Combo-Box by Wesley Vollmar \cite{vollmar-combo-box} was the first
implementation of the idea of storing encrypted shards of a file on
storage provided different file storage providers and depending on the
file storage provider's client to sync shards to their respective data
store. Differences between Vollmar's Combo-Box and combox are
enumerated below:

\begin{description}
\item[Platform] Combo-Box runs on Microsoft Windows, whereas combox
  runs on GNU/Linux and OS X and is not compatible with Microsoft
  Windows as of version 0.2.3.
\item[File splitting] Combo-Box splits a file into shards based on the
  space available on each node directory \cite{vollmar-combo-box},
  while combox is not yet cognizant about space left on each node
  directory and splits the file into $N$ equal shards, where $N$ is
  equal to the number of node directories.
\item[User Interface] Combo-Box is a graphical application while
  combox is mostly a command-line program. combox's configuration
  wizard has a graphical interface. The configuration wizard has a
  command-line interface too for users who like TUI.
\item[Database] Combo-Box uses a traditional SQL database with two
  tables to keep track of files' shards, files' hash, files' last
  ``sync time'' and for ``security and stability'' uses stored
  procedures that retrieve/store information in the database
  \cite{vollmar-combo-box}.

  combox on the other hand uses a key-value data store to track the
  files stored in the combox directory using the pickleDB library
  \cite{pylib:pickledb}. The key-value data store is a JSON file and
  all access to this data store is done through an instance of
  \verb+combox.silo.ComboxSilo+ class
  \footnote{https://git.ricketyspace.net/combox/tree/combox/silo.py?id=fb7fdd218\#n29}
  which ensures that only one thread can read from or write to the
  data store at any time through a lock (\verb+threading.Lock+). In
  the data store, combox keeps track of the hashes of all the files
  stored in the combox directory; the data store also contains
  dictionaries that track number of shards which have been
  create/moved/modified/deleted on another computer.

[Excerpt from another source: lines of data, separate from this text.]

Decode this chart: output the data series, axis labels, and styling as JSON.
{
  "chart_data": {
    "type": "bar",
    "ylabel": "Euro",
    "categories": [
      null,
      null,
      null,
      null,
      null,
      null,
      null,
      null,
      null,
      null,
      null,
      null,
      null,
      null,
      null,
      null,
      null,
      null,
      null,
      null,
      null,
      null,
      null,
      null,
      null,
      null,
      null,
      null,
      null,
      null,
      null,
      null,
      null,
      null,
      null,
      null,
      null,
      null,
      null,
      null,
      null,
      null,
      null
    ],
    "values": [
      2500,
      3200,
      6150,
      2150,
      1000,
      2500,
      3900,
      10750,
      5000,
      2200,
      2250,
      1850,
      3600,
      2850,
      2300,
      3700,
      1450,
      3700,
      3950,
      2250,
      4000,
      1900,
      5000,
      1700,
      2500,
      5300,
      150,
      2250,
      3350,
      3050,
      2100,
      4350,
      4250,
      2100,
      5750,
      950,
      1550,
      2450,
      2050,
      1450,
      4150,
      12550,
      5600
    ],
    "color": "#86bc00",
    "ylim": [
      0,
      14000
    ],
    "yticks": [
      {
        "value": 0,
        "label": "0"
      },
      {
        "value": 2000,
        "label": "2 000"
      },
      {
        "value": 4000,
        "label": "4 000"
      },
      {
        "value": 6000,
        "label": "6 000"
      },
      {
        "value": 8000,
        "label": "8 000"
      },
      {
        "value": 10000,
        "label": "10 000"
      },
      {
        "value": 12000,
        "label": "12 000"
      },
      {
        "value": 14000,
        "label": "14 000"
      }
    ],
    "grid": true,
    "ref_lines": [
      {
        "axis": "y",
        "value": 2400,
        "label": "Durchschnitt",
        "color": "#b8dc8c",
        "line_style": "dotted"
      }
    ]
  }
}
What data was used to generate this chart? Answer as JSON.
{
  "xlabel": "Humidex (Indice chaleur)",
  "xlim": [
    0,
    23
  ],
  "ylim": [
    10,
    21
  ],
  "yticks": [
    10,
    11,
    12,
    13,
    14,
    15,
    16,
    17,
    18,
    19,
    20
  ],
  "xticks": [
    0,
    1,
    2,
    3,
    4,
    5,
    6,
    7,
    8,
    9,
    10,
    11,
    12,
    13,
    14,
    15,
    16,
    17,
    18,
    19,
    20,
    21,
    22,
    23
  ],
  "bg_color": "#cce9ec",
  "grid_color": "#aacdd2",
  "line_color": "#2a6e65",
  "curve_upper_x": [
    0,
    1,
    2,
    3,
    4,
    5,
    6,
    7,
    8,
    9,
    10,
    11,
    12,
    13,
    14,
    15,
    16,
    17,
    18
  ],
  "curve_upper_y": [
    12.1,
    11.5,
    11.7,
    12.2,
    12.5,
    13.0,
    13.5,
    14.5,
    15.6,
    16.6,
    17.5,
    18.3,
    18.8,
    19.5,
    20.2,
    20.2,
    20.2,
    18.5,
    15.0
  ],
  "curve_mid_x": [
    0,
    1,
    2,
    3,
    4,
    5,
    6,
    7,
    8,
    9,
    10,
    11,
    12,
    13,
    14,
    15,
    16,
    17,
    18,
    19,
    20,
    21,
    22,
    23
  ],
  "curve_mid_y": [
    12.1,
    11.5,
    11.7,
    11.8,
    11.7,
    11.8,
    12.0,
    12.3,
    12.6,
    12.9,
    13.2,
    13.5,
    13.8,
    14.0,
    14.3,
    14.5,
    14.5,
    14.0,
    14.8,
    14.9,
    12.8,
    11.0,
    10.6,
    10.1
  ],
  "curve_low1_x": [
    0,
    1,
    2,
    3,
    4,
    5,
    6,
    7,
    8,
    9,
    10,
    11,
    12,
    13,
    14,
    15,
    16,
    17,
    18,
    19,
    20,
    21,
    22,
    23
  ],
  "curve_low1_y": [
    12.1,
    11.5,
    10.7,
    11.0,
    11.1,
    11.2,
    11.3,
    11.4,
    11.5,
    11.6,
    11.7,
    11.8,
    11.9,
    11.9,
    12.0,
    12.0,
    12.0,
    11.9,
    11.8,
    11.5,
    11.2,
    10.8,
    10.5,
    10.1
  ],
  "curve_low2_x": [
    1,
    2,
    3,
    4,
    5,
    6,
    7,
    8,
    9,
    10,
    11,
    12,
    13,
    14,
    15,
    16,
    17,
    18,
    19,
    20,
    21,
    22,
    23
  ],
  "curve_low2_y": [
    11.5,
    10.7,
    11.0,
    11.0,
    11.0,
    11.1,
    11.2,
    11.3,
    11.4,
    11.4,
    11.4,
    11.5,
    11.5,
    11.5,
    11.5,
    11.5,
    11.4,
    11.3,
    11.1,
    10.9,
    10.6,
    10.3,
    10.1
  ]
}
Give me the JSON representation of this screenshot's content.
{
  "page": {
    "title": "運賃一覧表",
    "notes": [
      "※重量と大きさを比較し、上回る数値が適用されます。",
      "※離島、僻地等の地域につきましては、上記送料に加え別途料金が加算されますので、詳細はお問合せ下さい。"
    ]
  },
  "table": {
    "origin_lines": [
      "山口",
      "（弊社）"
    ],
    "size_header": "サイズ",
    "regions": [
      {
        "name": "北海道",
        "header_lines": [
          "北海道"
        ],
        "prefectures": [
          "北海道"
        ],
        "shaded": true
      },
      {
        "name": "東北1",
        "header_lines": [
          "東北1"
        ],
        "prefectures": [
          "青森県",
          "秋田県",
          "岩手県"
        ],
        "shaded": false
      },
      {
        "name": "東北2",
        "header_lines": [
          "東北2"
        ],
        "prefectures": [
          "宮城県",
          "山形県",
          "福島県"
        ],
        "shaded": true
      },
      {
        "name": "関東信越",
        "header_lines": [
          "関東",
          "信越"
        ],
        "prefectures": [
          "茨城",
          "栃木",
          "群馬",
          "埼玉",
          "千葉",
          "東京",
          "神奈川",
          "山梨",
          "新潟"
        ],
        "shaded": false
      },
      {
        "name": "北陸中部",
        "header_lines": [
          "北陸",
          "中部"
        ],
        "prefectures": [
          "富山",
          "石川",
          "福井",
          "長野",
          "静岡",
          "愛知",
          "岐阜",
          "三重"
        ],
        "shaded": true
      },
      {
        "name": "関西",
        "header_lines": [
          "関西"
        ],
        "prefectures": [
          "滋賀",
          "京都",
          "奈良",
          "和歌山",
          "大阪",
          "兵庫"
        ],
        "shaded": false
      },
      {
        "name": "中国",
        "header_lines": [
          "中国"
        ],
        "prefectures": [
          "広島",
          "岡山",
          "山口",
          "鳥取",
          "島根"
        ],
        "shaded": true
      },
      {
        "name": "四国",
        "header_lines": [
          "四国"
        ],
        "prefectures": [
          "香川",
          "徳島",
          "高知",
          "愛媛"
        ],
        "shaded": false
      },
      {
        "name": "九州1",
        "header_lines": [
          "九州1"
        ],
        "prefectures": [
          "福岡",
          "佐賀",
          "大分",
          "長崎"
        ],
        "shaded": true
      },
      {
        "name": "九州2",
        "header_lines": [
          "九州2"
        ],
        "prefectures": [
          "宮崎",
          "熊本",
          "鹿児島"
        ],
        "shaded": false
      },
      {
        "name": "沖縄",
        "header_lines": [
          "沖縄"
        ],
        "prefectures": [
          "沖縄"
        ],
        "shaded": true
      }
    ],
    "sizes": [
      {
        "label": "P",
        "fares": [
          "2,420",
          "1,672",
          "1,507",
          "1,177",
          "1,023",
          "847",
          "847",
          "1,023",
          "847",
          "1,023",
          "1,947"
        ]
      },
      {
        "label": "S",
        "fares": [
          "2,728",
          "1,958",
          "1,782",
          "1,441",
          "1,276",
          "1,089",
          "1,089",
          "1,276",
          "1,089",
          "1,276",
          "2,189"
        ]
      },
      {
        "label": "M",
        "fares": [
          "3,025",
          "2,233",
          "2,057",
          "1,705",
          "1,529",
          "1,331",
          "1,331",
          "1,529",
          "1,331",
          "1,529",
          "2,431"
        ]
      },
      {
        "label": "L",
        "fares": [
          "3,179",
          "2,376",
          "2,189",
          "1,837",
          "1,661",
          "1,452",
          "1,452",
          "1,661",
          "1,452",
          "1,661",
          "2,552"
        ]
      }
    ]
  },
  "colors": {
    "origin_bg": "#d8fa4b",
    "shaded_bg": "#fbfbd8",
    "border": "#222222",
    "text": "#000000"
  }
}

\item[Installation] Combo-Box uses the proprietary InstallShield
  \cite{nonfree-installshield} to install the program, setup shortcuts
  and registry settings \cite{vollmar-combo-box}.

  combox is a python package, it can either be installed through
  python's package manager (\verb+pip+ \cite{py:pip}) with
  \verb+pip install combox+ or it can be installed from the source
  with the standard \verb+python setup.py install+.

\item[Configuration] Combo-Box saves its configuration inside the
  Combo-Box directory and this configuration is shared by all
  computers on which the user chooses to run Combo-Box, by virtue of
  this, the file providers' directories and the Combo-Box directory
  must be in the same locations on all the computers.

  combox stores its configuration at
  \verb+$HOME/.combox/config.yaml+. The configuration file is not
  shared on computers on which the user runs combox. This makes it
  possible to keep the combox directory and the directories of the
  file storage providers' (node directories) in different locations on
  each computer. The configuration file is a YAML file and can be
  directly edited by the user if they wish to.
\end{description}

\section{Using combox}\label{1-sec-using-cb}

Installing and running combox is relatively easy for Unix users:

\begin{verbatim}
   $ pip install combox
   $ combox
\end{verbatim}

For detailed information on installing combox, see \\
https://ricketyspace.net/combox/setup/.

\subsection{Caveats}

combox is extremely event-driven and depends on filesystem events to
do the correct action when a file is created/modified/moved/deleted,
so the user must make sure to start combox before starting the file
storage providers' client programs that sync encrypted shards to the
respective node directories. On GNU/Linux distributions this can be
automated through the distribution's start-up system (most GNU/Linux
distributions seem to use \verb+systemd+ \cite{website:systemd}).